Il 13 maggio 2026, presso il Grand Hotel Visconti Palace di Milano, si è tenuta una serata interclub di straordinaria energia, interamente dedicata all’Azione Giovanile, uno dei programmi che il Governatore Riccardo Di Bari ha definito tra i più “edificanti e belli” del mondo rotariano. L’evento ha celebrato lo scambio culturale e la crescita umana, riunendo ragazzi stranieri al termine della loro esperienza in Italia e giovani italiani pronti a partire per l’estero.

Un ponte verso la Pace
Francesco Pieralisi, Presidente della Commissione Azione Giovanile, ha sottolineato come lo Scambio Giovani non sia un semplice viaggio, ma una delle azioni più concrete per costruire pace e comprensione internazionale. Attraverso le relazioni umane e il dialogo, ogni studente diventa un ambasciatore rotariano capace di superare barriere culturali e pregiudizi. «Investire nei giovani non è un costo, è il più grande investimento per il futuro» ha ribadito Pieralisi, invitando i club a sostenere con entusiasmo questi programmi.
Risultati e Nuove Sfide: il Rotex 2041
La serata ha messo in luce l’eccellente lavoro di squadra della commissione distrettuale, che nell’ultimo anno ha visto crescere i numeri del 50%, coinvolgendo circa 33 ragazzi tra camp, scambi brevi e scambi lunghi.
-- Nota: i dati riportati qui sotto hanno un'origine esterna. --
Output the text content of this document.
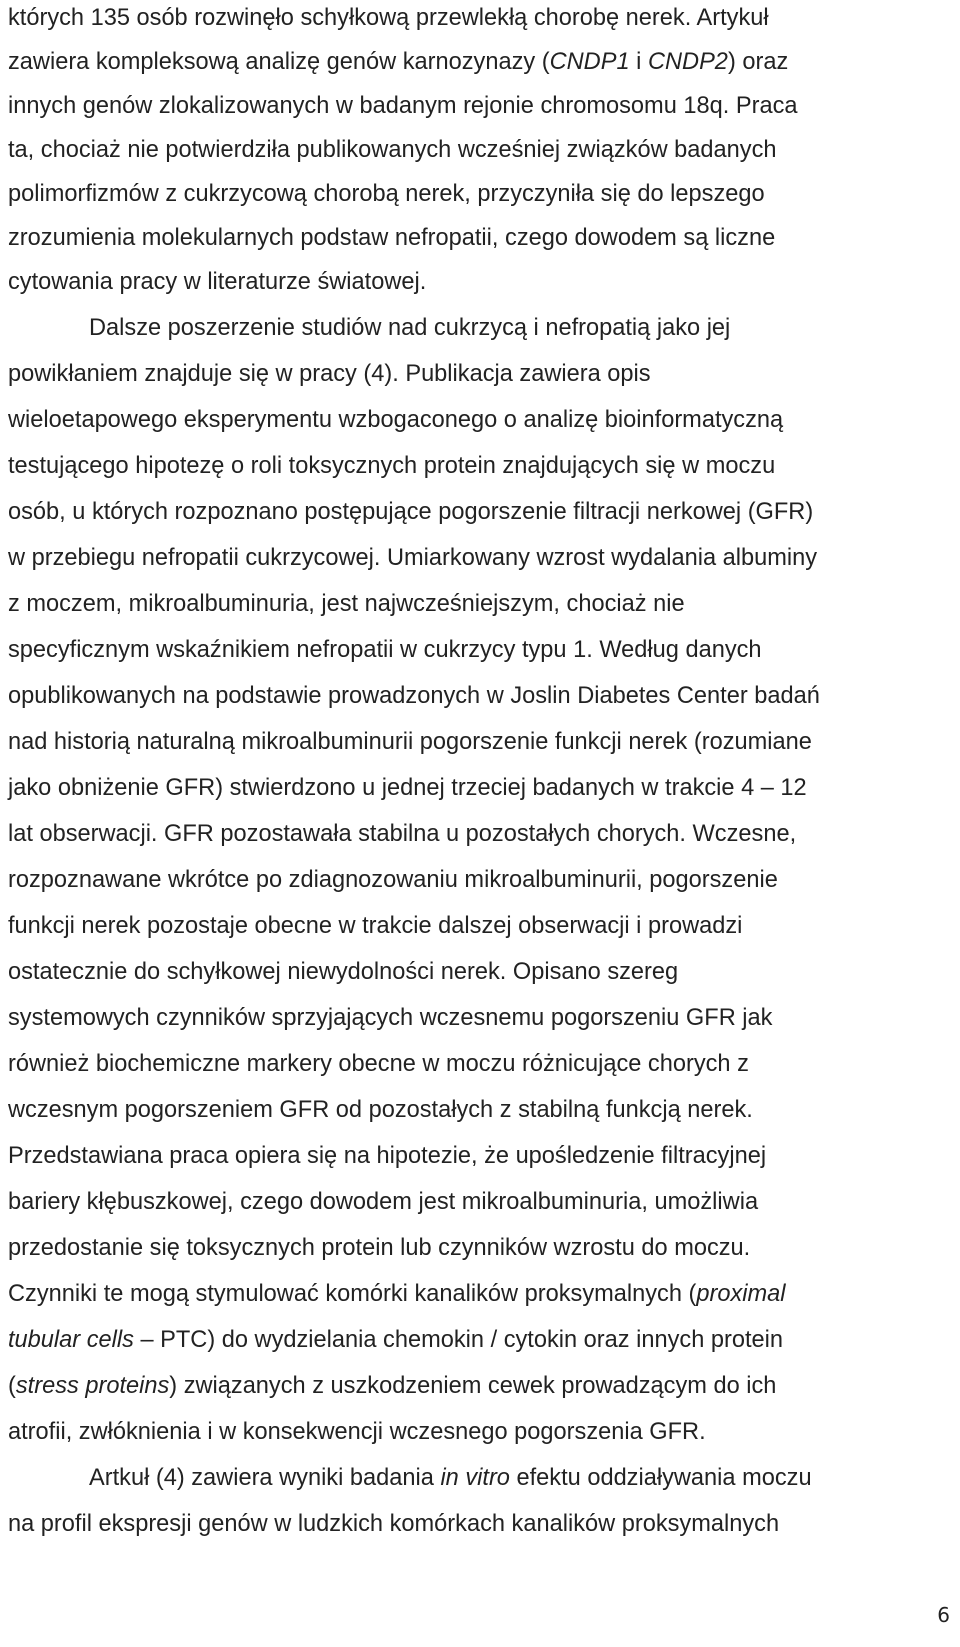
których 135 osób rozwinęło schyłkową przewlekłą chorobę nerek. Artykuł
zawiera kompleksową analizę genów karnozynazy (CNDP1 i CNDP2) oraz
innych genów zlokalizowanych w badanym rejonie chromosomu 18q. Praca
ta, chociaż nie potwierdziła publikowanych wcześniej związków badanych
polimorfizmów z cukrzycową chorobą nerek, przyczyniła się do lepszego
zrozumienia molekularnych podstaw nefropatii, czego dowodem są liczne
cytowania pracy w literaturze światowej.
Dalsze poszerzenie studiów nad cukrzycą i nefropatią jako jej
powikłaniem znajduje się w pracy (4). Publikacja zawiera opis
wieloetapowego eksperymentu wzbogaconego o analizę bioinformatyczną
testującego hipotezę o roli toksycznych protein znajdujących się w moczu
osób, u których rozpoznano postępujące pogorszenie filtracji nerkowej (GFR)
w przebiegu nefropatii cukrzycowej. Umiarkowany wzrost wydalania albuminy
z moczem, mikroalbuminuria, jest najwcześniejszym, chociaż nie
specyficznym wskaźnikiem nefropatii w cukrzycy typu 1. Według danych
opublikowanych na podstawie prowadzonych w Joslin Diabetes Center badań
nad historią naturalną mikroalbuminurii pogorszenie funkcji nerek (rozumiane
jako obniżenie GFR) stwierdzono u jednej trzeciej badanych w trakcie 4 – 12
lat obserwacji. GFR pozostawała stabilna u pozostałych chorych. Wczesne,
rozpoznawane wkrótce po zdiagnozowaniu mikroalbuminurii, pogorszenie
funkcji nerek pozostaje obecne w trakcie dalszej obserwacji i prowadzi
ostatecznie do schyłkowej niewydolności nerek. Opisano szereg
systemowych czynników sprzyjających wczesnemu pogorszeniu GFR jak
również biochemiczne markery obecne w moczu różnicujące chorych z
wczesnym pogorszeniem GFR od pozostałych z stabilną funkcją nerek.
Przedstawiana praca opiera się na hipotezie, że upośledzenie filtracyjnej
bariery kłębuszkowej, czego dowodem jest mikroalbuminuria, umożliwia
przedostanie się toksycznych protein lub czynników wzrostu do moczu.
Czynniki te mogą stymulować komórki kanalików proksymalnych (proximal
tubular cells – PTC) do wydzielania chemokin / cytokin oraz innych protein
(stress proteins) związanych z uszkodzeniem cewek prowadzącym do ich
atrofii, zwłóknienia i w konsekwencji wczesnego pogorszenia GFR.
Artkuł (4) zawiera wyniki badania in vitro efektu oddziaływania moczu
na profil ekspresji genów w ludzkich komórkach kanalików proksymalnych
6
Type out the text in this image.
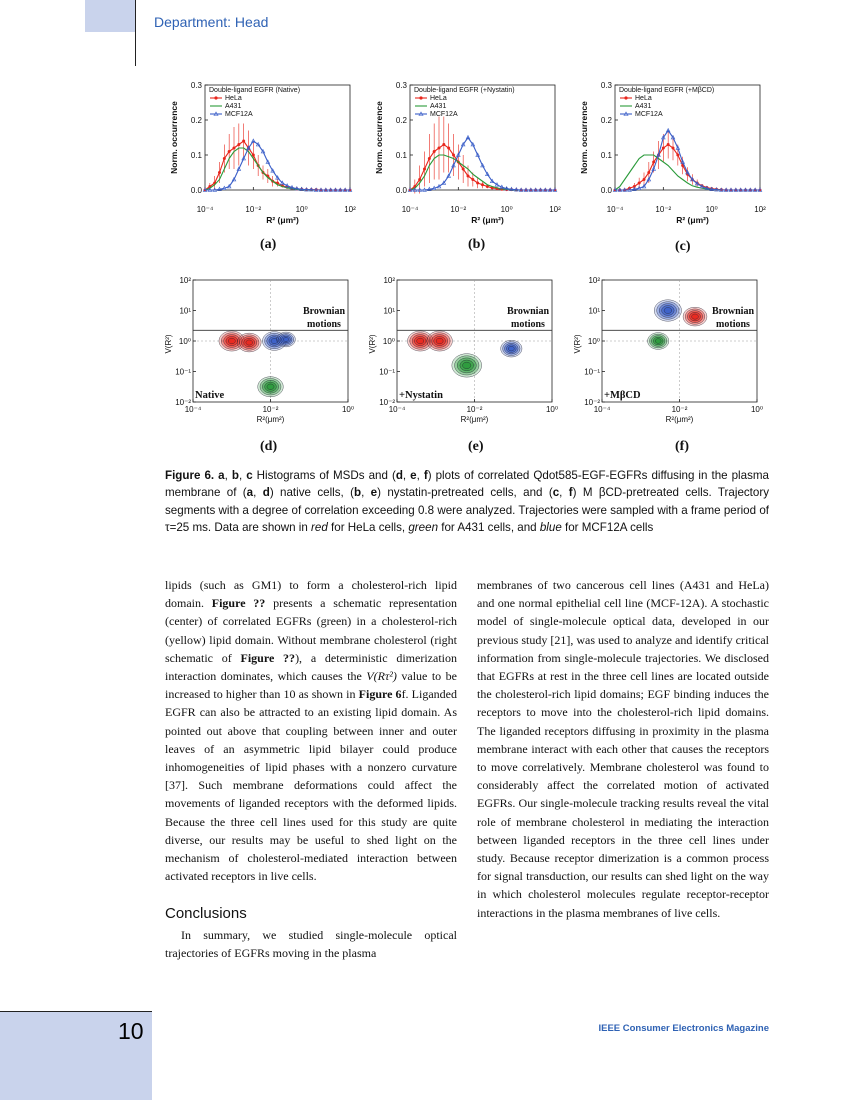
Department: Head
0.0
0.1
0.2
0.3
10⁻⁴	10⁻²	10⁰	10²
Norm. occurrence
R² (μm²)
Double-ligand EGFR (Native)
HeLa
A431
MCF12A
0.0
0.1
0.2
0.3
10⁻⁴	10⁻²	10⁰	10²
Norm. occurrence
R² (μm²)
Double-ligand EGFR (+Nystatin)
HeLa
A431
MCF12A
0.0
0.1
0.2
0.3
10⁻⁴	10⁻²	10⁰	10²
Norm. occurrence
R² (μm²)
Double-ligand EGFR (+MβCD)
HeLa
A431
MCF12A
(a)	(b)	(c)
10⁻²
10⁻¹
10⁰
10¹
10²
10⁻⁴	10⁻²	10⁰
V(R²)
R²(μm²)
Brownian
motions
Native
10⁻²
10⁻¹
10⁰
10¹
10²
10⁻⁴	10⁻²	10⁰
V(R²)
R²(μm²)
Brownian
motions
+Nystatin
10⁻²
10⁻¹
10⁰
10¹
10²
10⁻⁴	10⁻²	10⁰
V(R²)
R²(μm²)
Brownian
motions
+MβCD
(d)	(e)	(f)
Figure 6. a, b, c Histograms of MSDs and (d, e, f) plots of correlated Qdot585-EGF-EGFRs diffusing in the plasma membrane of (a, d) native cells, (b, e) nystatin-pretreated cells, and (c, f) M βCD-pretreated cells. Trajectory segments with a degree of correlation exceeding 0.8 were analyzed. Trajectories were sampled with a frame period of τ=25 ms. Data are shown in red for HeLa cells, green for A431 cells, and blue for MCF12A cells

lipids (such as GM1) to form a cholesterol-rich lipid domain. Figure ?? presents a schematic representation (center) of correlated EGFRs (green) in a cholesterol-rich (yellow) lipid domain. Without membrane cholesterol (right schematic of Figure ??), a deterministic dimerization interaction dominates, which causes the V(Rτ²) value to be increased to higher than 10 as shown in Figure 6f. Liganded EGFR can also be attracted to an existing lipid domain. As pointed out above that coupling between inner and outer leaves of an asymmetric lipid bilayer could produce inhomogeneities of lipid phases with a nonzero curvature [37]. Such membrane deformations could affect the movements of liganded receptors with the deformed lipids. Because the three cell lines used for this study are quite diverse, our results may be useful to shed light on the mechanism of cholesterol-mediated interaction between activated receptors in live cells.

Conclusions

In summary, we studied single-molecule optical trajectories of EGFRs moving in the plasma

membranes of two cancerous cell lines (A431 and HeLa) and one normal epithelial cell line (MCF-12A). A stochastic model of single-molecule optical data, developed in our previous study [21], was used to analyze and identify critical information from single-molecule trajectories. We disclosed that EGFRs at rest in the three cell lines are located outside the cholesterol-rich lipid domains; EGF binding induces the receptors to move into the cholesterol-rich lipid domains. The liganded receptors diffusing in proximity in the plasma membrane interact with each other that causes the receptors to move correlatively. Membrane cholesterol was found to considerably affect the correlated motion of activated EGFRs. Our single-molecule tracking results reveal the vital role of membrane cholesterol in mediating the interaction between liganded receptors in the three cell lines under study. Because receptor dimerization is a common process for signal transduction, our results can shed light on the way in which cholesterol molecules regulate receptor-receptor interactions in the plasma membranes of live cells.

10	IEEE Consumer Electronics Magazine
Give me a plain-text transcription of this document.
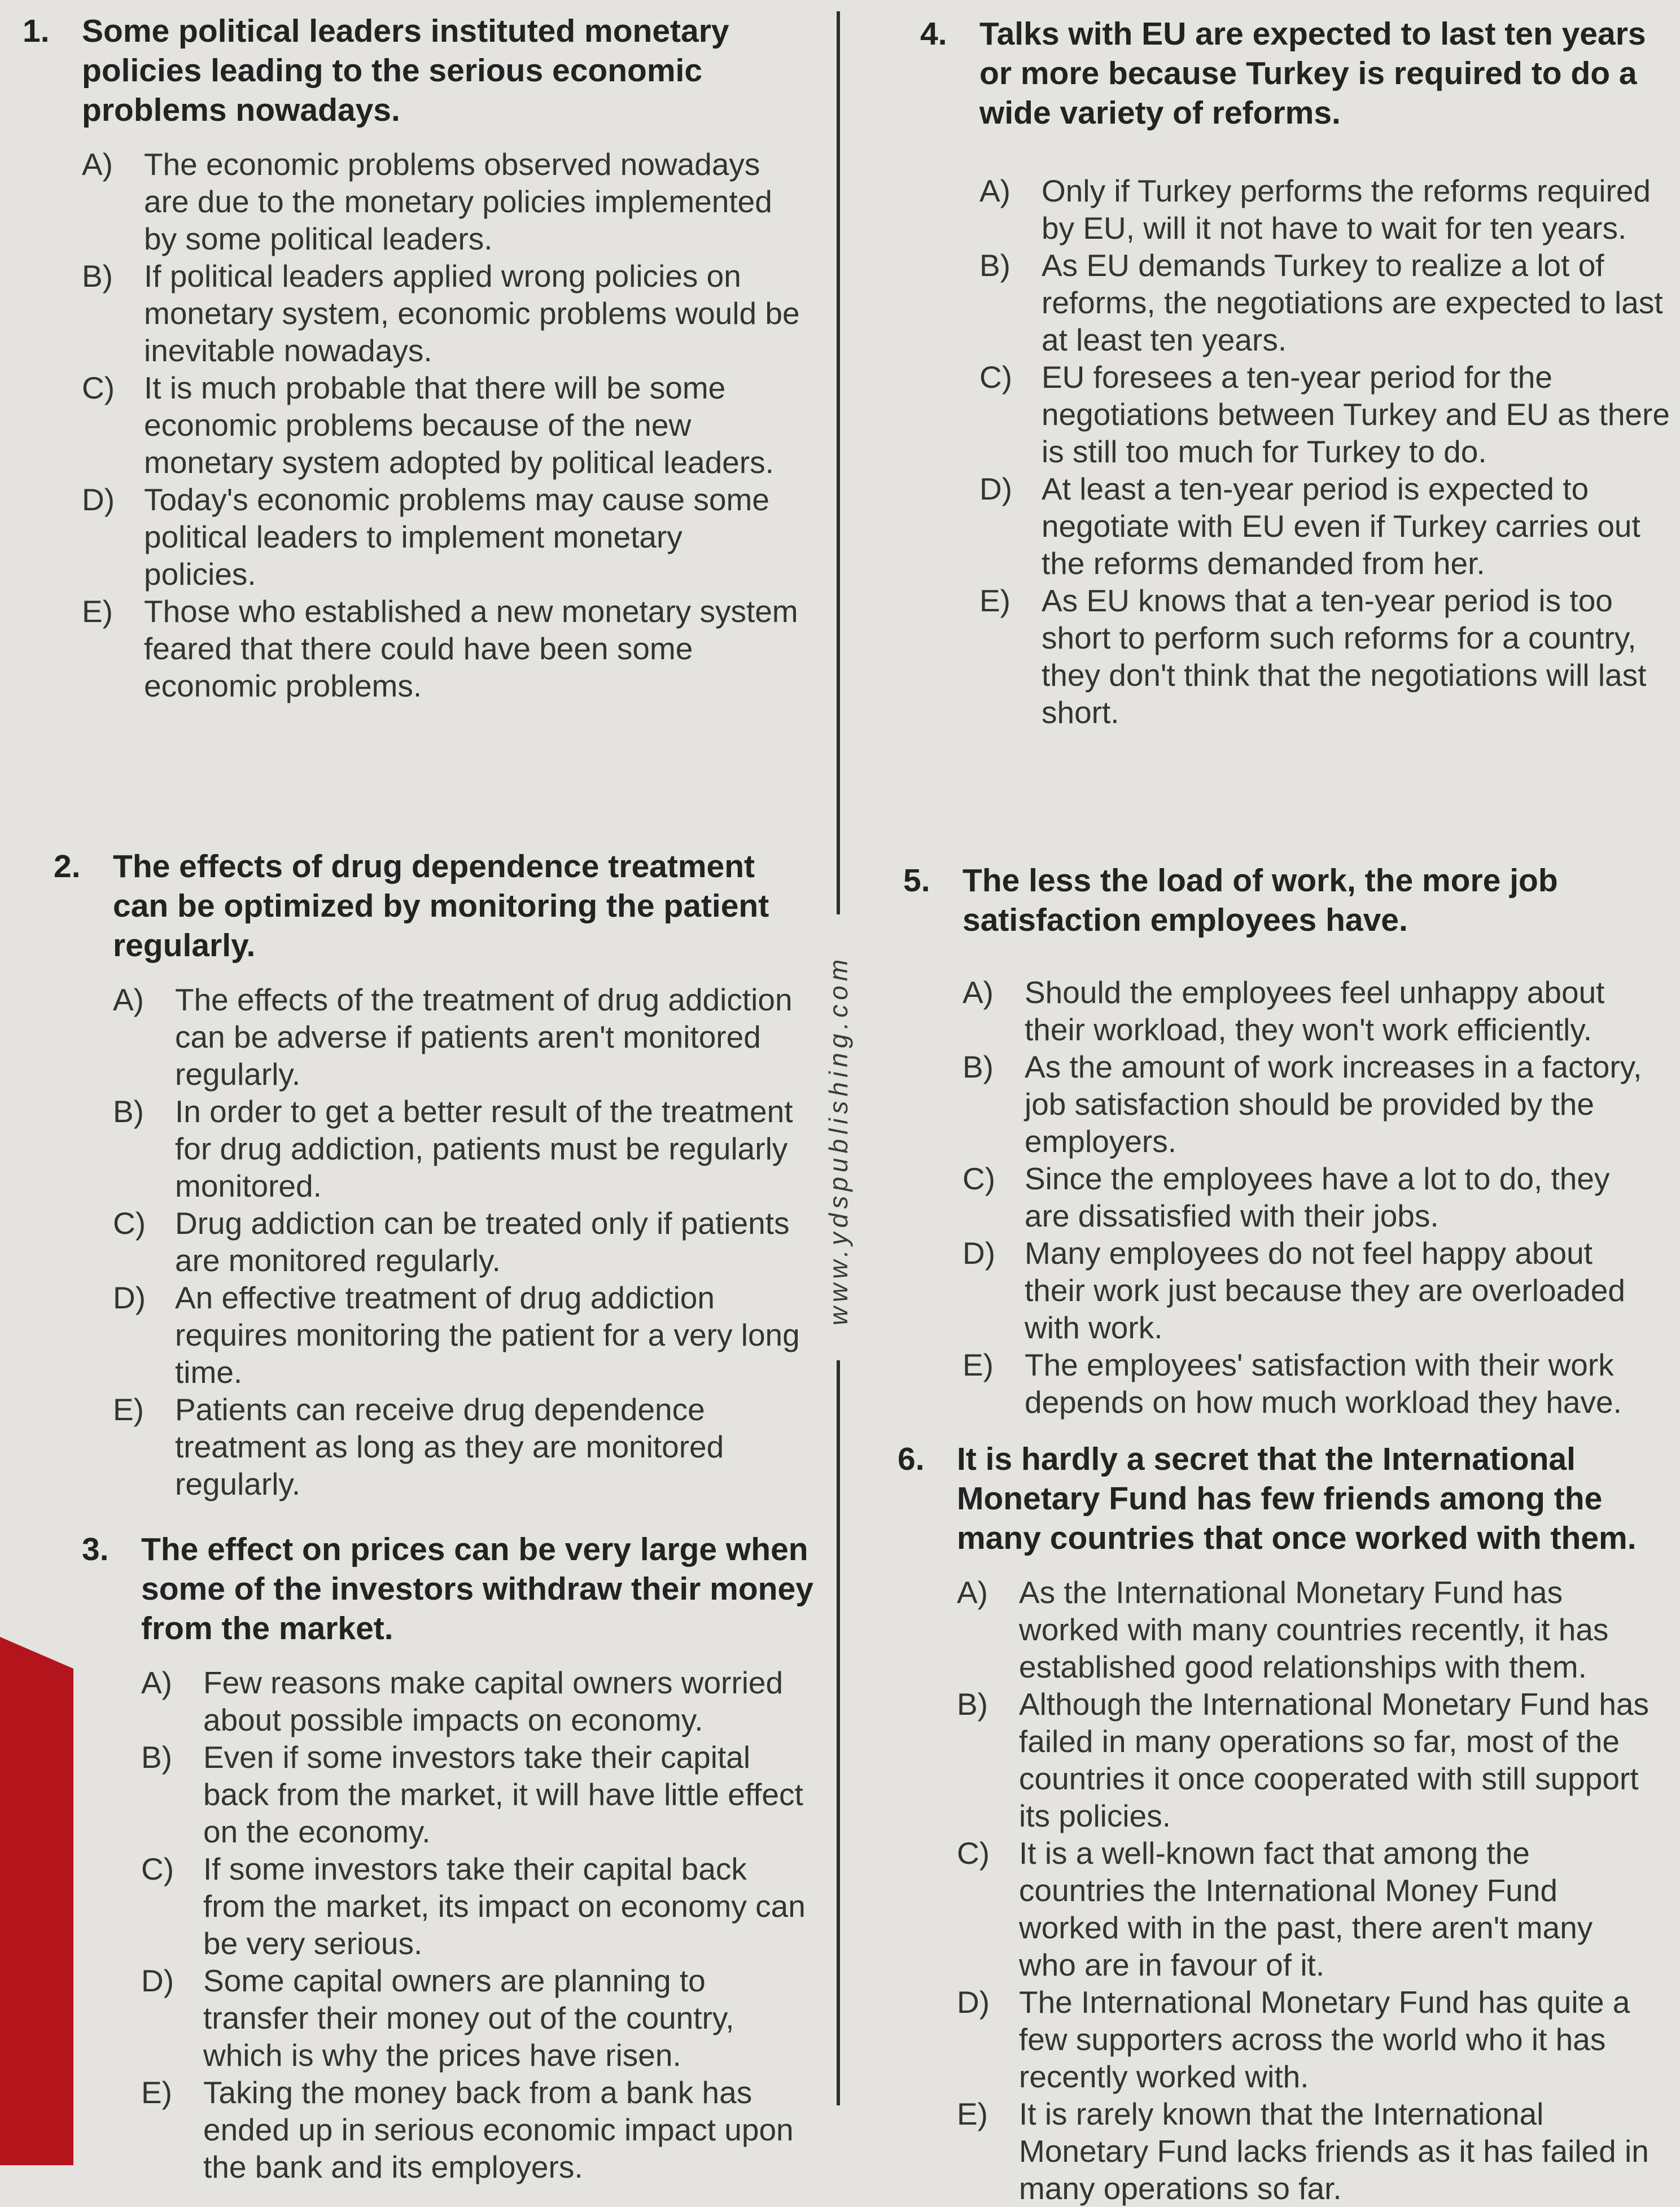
www.ydspublishing.com
1.	Some political leaders instituted monetary policies leading to the serious economic problems nowadays.
A)	The economic problems observed nowadays are due to the monetary policies implemented by some political leaders.
B)	If political leaders applied wrong policies on monetary system, economic problems would be inevitable nowadays.
C) It is much probable that there will be some economic problems because of the new monetary system adopted by political leaders.
D) Today's economic problems may cause some political leaders to implement monetary policies.
E)	Those who established a new monetary system feared that there could have been some economic problems.
2.	The effects of drug dependence treatment can be optimized by monitoring the patient regularly.
A)	The effects of the treatment of drug addiction can be adverse if patients aren't monitored regularly.
B)	In order to get a better result of the treatment for drug addiction, patients must be regularly monitored.
C) Drug addiction can be treated only if patients are monitored regularly.
D) An effective treatment of drug addiction requires monitoring the patient for a very long time.
E)	Patients can receive drug dependence treatment as long as they are monitored regularly.
3.	The effect on prices can be very large when some of the investors withdraw their money from the market.
A)	Few reasons make capital owners worried about possible impacts on economy.
B)	Even if some investors take their capital back from the market, it will have little effect on the economy.
C) If some investors take their capital back from the market, its impact on economy can be very serious.
D) Some capital owners are planning to transfer their money out of the country, which is why the prices have risen.
E)	Taking the money back from a bank has ended up in serious economic impact upon the bank and its employers.
4.	Talks with EU are expected to last ten years or more because Turkey is required to do a wide variety of reforms.
A)	Only if Turkey performs the reforms required by EU, will it not have to wait for ten years.
B)	As EU demands Turkey to realize a lot of reforms, the negotiations are expected to last at least ten years.
C) EU foresees a ten-year period for the negotiations between Turkey and EU as there is still too much for Turkey to do.
D) At least a ten-year period is expected to negotiate with EU even if Turkey carries out the reforms demanded from her.
E)	As EU knows that a ten-year period is too short to perform such reforms for a country, they don't think that the negotiations will last short.
5.	The less the load of work, the more job satisfaction employees have.
A)	Should the employees feel unhappy about their workload, they won't work efficiently.
B)	As the amount of work increases in a factory, job satisfaction should be provided by the employers.
C) Since the employees have a lot to do, they are dissatisfied with their jobs.
D) Many employees do not feel happy about their work just because they are overloaded with work.
E)	The employees' satisfaction with their work depends on how much workload they have.
6.	It is hardly a secret that the International Monetary Fund has few friends among the many countries that once worked with them.
A)	As the International Monetary Fund has worked with many countries recently, it has established good relationships with them.
B)	Although the International Monetary Fund has failed in many operations so far, most of the countries it once cooperated with still support its policies.
C) It is a well-known fact that among the countries the International Money Fund worked with in the past, there aren't many who are in favour of it.
D) The International Monetary Fund has quite a few supporters across the world who it has recently worked with.
E)	It is rarely known that the International Monetary Fund lacks friends as it has failed in many operations so far.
Jean Claude Pinto, coordinatore dello Scambio Giovani, ha evidenziato l’impegno emotivo e organizzativo dietro ogni “sogno realizzato”.
Una delle novità più significative presentate è la nascita del Rotex 2041, un’associazione che riunisce gli ex studenti degli scambi. Nicolò, giovane rientrato dall’Australia, ha raccontato come il Rotex serva a mantenere viva la memoria storica delle esperienze e ad aiutare i nuovi ragazzi in arrivo a integrarsi e a sentirsi parte della famiglia rotariana.
Le voci dei protagonisti
Il momento più emozionante è stato il confronto tra gli “Inbound” (studenti stranieri in Italia) e gli “Outbound” (studenti in partenza):
- Dall’estero all’Italia: Canon (California), Lucille (Francia), Hwan (Canada) e Milla (Norvegia) hanno raccontato, in un commovente italiano appreso durante l’anno, la bellezza della nostra cultura, il calore delle famiglie ospitanti e le amicizie che dureranno per tutta la vita.
- Dall’Italia verso il mondo: Francesca, Giada, Pietro (diretto in Missouri) e Alberto (diretto in Danimarca) hanno condiviso le loro aspettative: il desiderio di uscire dalla “comfort zone”, di diventare cittadini del mondo e di rappresentare l’Italia all’estero.
Riconoscimenti e Spirito di Squadra
Durante la serata, il Governatore ha consegnato un simbolico diamante sfaccettato al Presidente del club ospitante, metafora del Distretto: come un pezzo di vetro diventa prezioso solo grazie alla lavorazione di ogni sua faccia, così il Rotary brilla grazie al lavoro congiunto di tutti i club.
In chiusura, è stato conferito un certificato di eccellenza a Tommaso Raschellà (Rotary Club Milano Villoresi) per il suo impegno in progetti di rilevanza sociale come la lotta all’obesità infantile e la clinica mobile odontoiatrica.
La serata si è conclusa con un messaggio di speranza: affidare ai giovani non solo un’esperienza, ma la missione di diventare costruttori di un futuro più umano e pacifico.